Что ж, цветочек существенно меняет дело.
— Раздевайся. — Я расстегнула воротник.
— Зачем?
И вот к чему эти провокационные вопросы?
— Ты раздевайся. Потом придумаем. Вообще я решила, что у нас сегодня выходной.
— Это как?
— Это как будто нас здесь нет. Ни для кого.
Гости или спят, или похмельем маются. Дела ждут. И один день для двоих — это же немного.
— Хорошо. — Кайя блаженно зажмурился. — Ванна. Еда. Жена. Спать. И опять есть… много. Я прожорливый.
Очаровательное признание. Наша светлость заметила. А план хорош. Ванна. Есть. Спать. Есть… и снова спать. А если станет скучно, что-нибудь придумаем.

 

Нет, Меррон, естественно, любила тетю. Очень любила, потому что не любить милейшую Бетти было решительным образом невозможно. Но все-таки порой эта любовь подвергалась испытанию.
Если бы тетушка злилась, Меррон было бы легче.
Она бы тоже разозлилась и высказала все, что думает по поводу этих неудачных попыток выдать Меррон замуж. Но Бетти категорически не умела злиться! Она всегда пребывала в настроении хорошем или же очень хорошем, иногда, как вот сейчас, слегка опечаленном.
— Где ты была? — В огромных голубых глазах виделся упрек, и Меррон отвела взгляд.
— Я… пряталась.
— А я тебе говорила, что не следует надевать это платье! Ты выглядела вызывающе…
…она выглядела именно так, как хотела выглядеть.
И сделала то, что хотела сделать!
И не важно, что по этому поводу думает тетушка Бетти.
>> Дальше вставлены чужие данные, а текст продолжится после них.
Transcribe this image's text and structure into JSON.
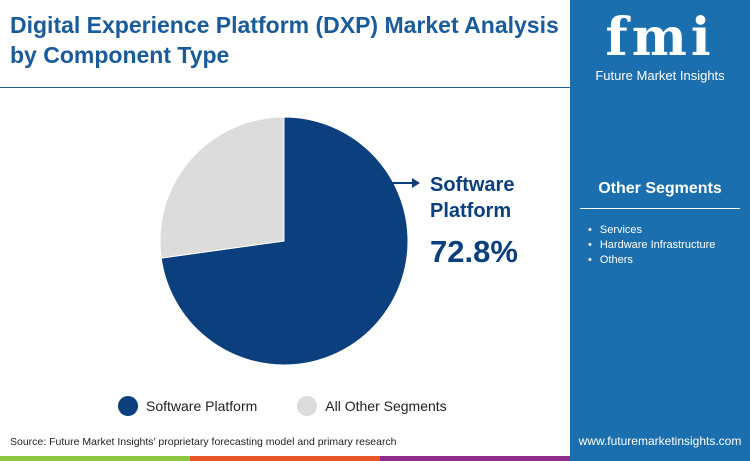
{
  "title": "Digital Experience Platform (DXP) Market Analysis by Component Type",
  "logo": {
    "text": "fmi",
    "subtitle": "Future Market Insights"
  },
  "sidebar": {
    "title": "Other Segments",
    "items": [
      "Services",
      "Hardware Infrastructure",
      "Others"
    ],
    "url": "www.futuremarketinsights.com"
  },
  "source": "Source: Future Market Insights’ proprietary forecasting model and primary research",
  "colors": {
    "primary": "#0b3f7d",
    "other": "#dcdcdc",
    "sidebar": "#1b6fae",
    "bar_green": "#8dc63f",
    "bar_orange": "#e8572a",
    "bar_purple": "#8e2c8a"
  },
  "chart_data": {
    "type": "pie",
    "categories": [
      "Software Platform",
      "All Other Segments"
    ],
    "values": [
      72.8,
      27.2
    ],
    "callout": {
      "label": "Software Platform",
      "value": "72.8%"
    },
    "legend": [
      "Software Platform",
      "All Other Segments"
    ],
    "legend_position": "bottom"
  }
}
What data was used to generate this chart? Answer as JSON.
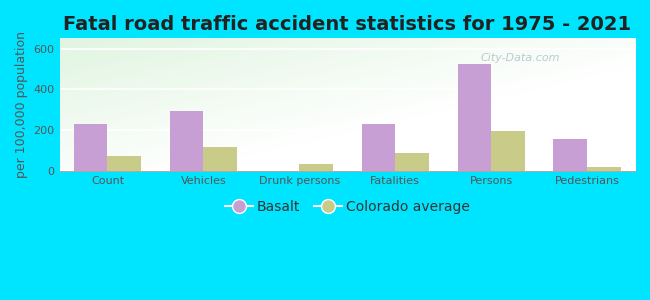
{
  "title": "Fatal road traffic accident statistics for 1975 - 2021",
  "ylabel": "per 100,000 population",
  "categories": [
    "Count",
    "Vehicles",
    "Drunk persons",
    "Fatalities",
    "Persons",
    "Pedestrians"
  ],
  "basalt_values": [
    228,
    295,
    0,
    228,
    525,
    155
  ],
  "colorado_values": [
    75,
    115,
    32,
    88,
    198,
    18
  ],
  "basalt_color": "#c89fd4",
  "colorado_color": "#c8cc88",
  "ylim": [
    0,
    650
  ],
  "yticks": [
    0,
    200,
    400,
    600
  ],
  "bar_width": 0.35,
  "outer_background": "#00e5ff",
  "title_fontsize": 14,
  "label_fontsize": 9,
  "tick_fontsize": 8,
  "legend_labels": [
    "Basalt",
    "Colorado average"
  ],
  "watermark": "City-Data.com"
}
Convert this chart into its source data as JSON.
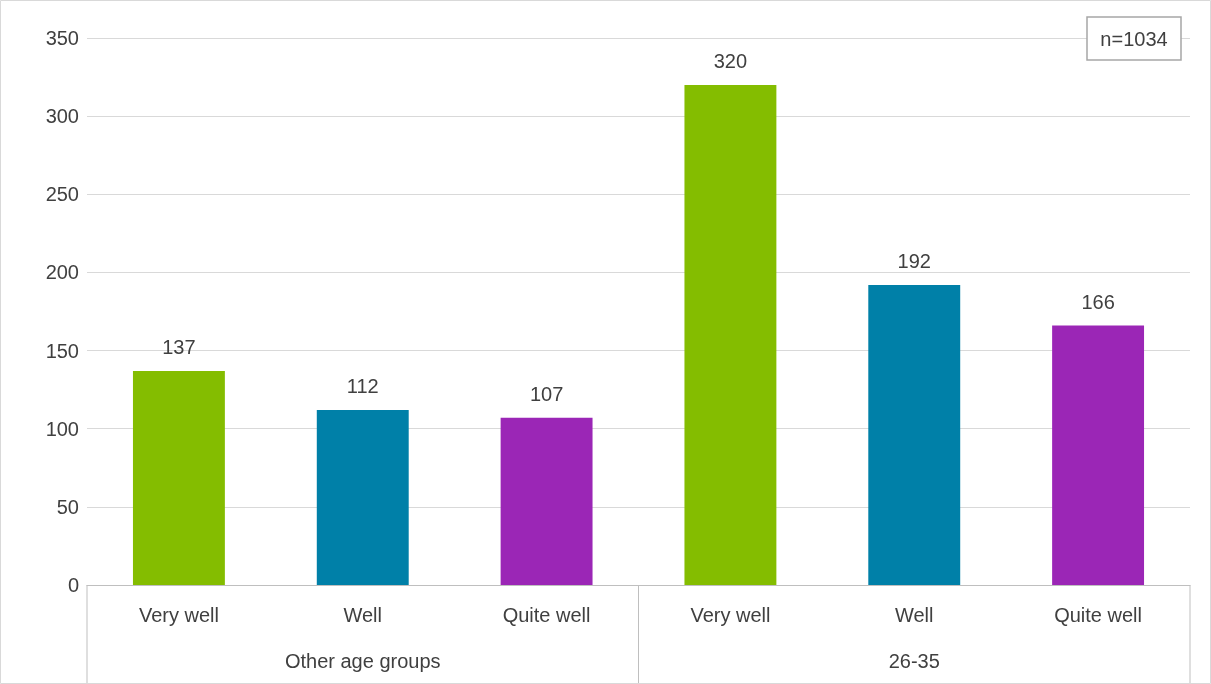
{
  "chart_data": {
    "type": "bar",
    "categories": [
      "Very well",
      "Well",
      "Quite well",
      "Very well",
      "Well",
      "Quite well"
    ],
    "values": [
      137,
      112,
      107,
      320,
      192,
      166
    ],
    "colors": [
      "#84bd00",
      "#0080a8",
      "#9b26b6",
      "#84bd00",
      "#0080a8",
      "#9b26b6"
    ],
    "ylim": [
      0,
      350
    ],
    "yticks": [
      0,
      50,
      100,
      150,
      200,
      250,
      300,
      350
    ],
    "grid": "y",
    "data_labels": true,
    "annotations": [
      "Other age groups",
      "26-35",
      "n=1034"
    ]
  }
}
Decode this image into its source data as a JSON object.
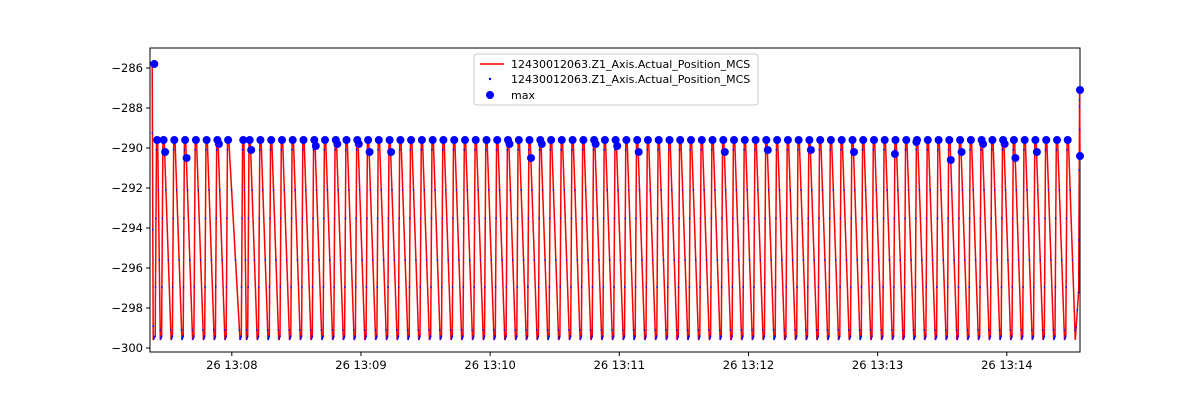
{
  "chart_data": {
    "type": "line",
    "title": "",
    "xlabel": "",
    "ylabel": "",
    "x_ticks": [
      "26 13:08",
      "26 13:09",
      "26 13:10",
      "26 13:11",
      "26 13:12",
      "26 13:13",
      "26 13:14"
    ],
    "y_ticks": [
      "−286",
      "−288",
      "−290",
      "−292",
      "−294",
      "−296",
      "−298",
      "−300"
    ],
    "x_range": [
      "2024-01-26 13:07:22",
      "2024-01-26 13:14:34"
    ],
    "ylim": [
      -300.2,
      -285.0
    ],
    "grid": false,
    "legend_position": "top-center",
    "legend": [
      {
        "label": "12430012063.Z1_Axis.Actual_Position_MCS",
        "kind": "line",
        "color": "#ff0000"
      },
      {
        "label": "12430012063.Z1_Axis.Actual_Position_MCS",
        "kind": "point",
        "color": "#0000ff"
      },
      {
        "label": "max",
        "kind": "marker",
        "color": "#0000ff"
      }
    ],
    "series": [
      {
        "name": "12430012063.Z1_Axis.Actual_Position_MCS",
        "kind": "line",
        "color": "#ff0000",
        "base": -289.6,
        "start_value": -285.8,
        "end_value": -287.1,
        "min": -299.6,
        "cycle_starts": [
          "13:07:25",
          "13:07:28",
          "13:07:33",
          "13:07:38",
          "13:07:43",
          "13:07:48",
          "13:07:53",
          "13:07:58",
          "13:08:05",
          "13:08:08",
          "13:08:13",
          "13:08:18",
          "13:08:23",
          "13:08:28",
          "13:08:33",
          "13:08:38",
          "13:08:43",
          "13:08:48",
          "13:08:53",
          "13:08:58",
          "13:09:03",
          "13:09:08",
          "13:09:13",
          "13:09:18",
          "13:09:23",
          "13:09:28",
          "13:09:33",
          "13:09:38",
          "13:09:43",
          "13:09:48",
          "13:09:53",
          "13:09:58",
          "13:10:03",
          "13:10:08",
          "13:10:13",
          "13:10:18",
          "13:10:23",
          "13:10:28",
          "13:10:33",
          "13:10:38",
          "13:10:43",
          "13:10:48",
          "13:10:53",
          "13:10:58",
          "13:11:03",
          "13:11:08",
          "13:11:13",
          "13:11:18",
          "13:11:23",
          "13:11:28",
          "13:11:33",
          "13:11:38",
          "13:11:43",
          "13:11:48",
          "13:11:53",
          "13:11:58",
          "13:12:03",
          "13:12:08",
          "13:12:13",
          "13:12:18",
          "13:12:23",
          "13:12:28",
          "13:12:33",
          "13:12:38",
          "13:12:43",
          "13:12:48",
          "13:12:53",
          "13:12:58",
          "13:13:03",
          "13:13:08",
          "13:13:13",
          "13:13:18",
          "13:13:23",
          "13:13:28",
          "13:13:33",
          "13:13:38",
          "13:13:43",
          "13:13:48",
          "13:13:53",
          "13:13:58",
          "13:14:03",
          "13:14:08",
          "13:14:13",
          "13:14:18",
          "13:14:23",
          "13:14:28"
        ]
      },
      {
        "name": "12430012063.Z1_Axis.Actual_Position_MCS",
        "kind": "scatter",
        "color": "#0000ff",
        "note_values": "sampled points along the red line"
      },
      {
        "name": "max",
        "kind": "scatter",
        "color": "#0000ff",
        "points": [
          {
            "x": "13:07:24",
            "y": -285.8
          },
          {
            "x": "13:07:29",
            "y": -290.2
          },
          {
            "x": "13:07:39",
            "y": -290.5
          },
          {
            "x": "13:07:54",
            "y": -289.8
          },
          {
            "x": "13:08:09",
            "y": -290.1
          },
          {
            "x": "13:08:39",
            "y": -289.9
          },
          {
            "x": "13:08:49",
            "y": -289.8
          },
          {
            "x": "13:08:59",
            "y": -289.8
          },
          {
            "x": "13:09:04",
            "y": -290.2
          },
          {
            "x": "13:09:14",
            "y": -290.2
          },
          {
            "x": "13:10:09",
            "y": -289.8
          },
          {
            "x": "13:10:19",
            "y": -290.5
          },
          {
            "x": "13:10:24",
            "y": -289.8
          },
          {
            "x": "13:10:49",
            "y": -289.8
          },
          {
            "x": "13:10:59",
            "y": -289.9
          },
          {
            "x": "13:11:09",
            "y": -290.2
          },
          {
            "x": "13:11:49",
            "y": -290.2
          },
          {
            "x": "13:12:09",
            "y": -290.1
          },
          {
            "x": "13:12:29",
            "y": -290.1
          },
          {
            "x": "13:12:49",
            "y": -290.2
          },
          {
            "x": "13:13:08",
            "y": -290.3
          },
          {
            "x": "13:13:18",
            "y": -289.7
          },
          {
            "x": "13:13:34",
            "y": -290.6
          },
          {
            "x": "13:13:39",
            "y": -290.2
          },
          {
            "x": "13:13:49",
            "y": -289.8
          },
          {
            "x": "13:13:59",
            "y": -289.8
          },
          {
            "x": "13:14:04",
            "y": -290.5
          },
          {
            "x": "13:14:14",
            "y": -290.2
          },
          {
            "x": "13:14:34",
            "y": -290.4
          },
          {
            "x": "13:14:34",
            "y": -287.1
          }
        ]
      }
    ]
  }
}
Ее взгляды давным-давно устарели, а Меррон категорически не желает пополнять ряды старых дев. Кошек разводить? Не для нее!
— …и оно тебе не очень идет, — стыдливым шепотом призналась тетушка.
Ей-то к лицу были любые наряды. В тридцать пять тетушка выглядела много моложе. Ее светлая — безо всяких кремов светлая! — кожа была гладка, черты лица — приятны, а фигура и вовсе имела идеальные, с точки зрения Меррон, очертания.
Сама-то она на доску похожа… и надо иметь смелость, чтобы признаться в этом.
Меррон призналась еще тогда, когда поняла, что замуж ей не выйти: то небольшое приданое, которое удалось собрать, не искупало некрасивости Меррон, как и дурного, с общей точки зрения, характера.
— Не расстраивайся, дорогая. — Бетти не умела укорять подолгу, и от этого становилось вдвойне совестно, как будто бы Меррон тетушку обманывала. Но она же не врала!
Она имела право поступать так, как читала нужным.
По-взрослому.
Ей уже двадцать, и следует признать, что эти годы прожиты зря. И осталось не так много времени, чтобы сделать мир лучше!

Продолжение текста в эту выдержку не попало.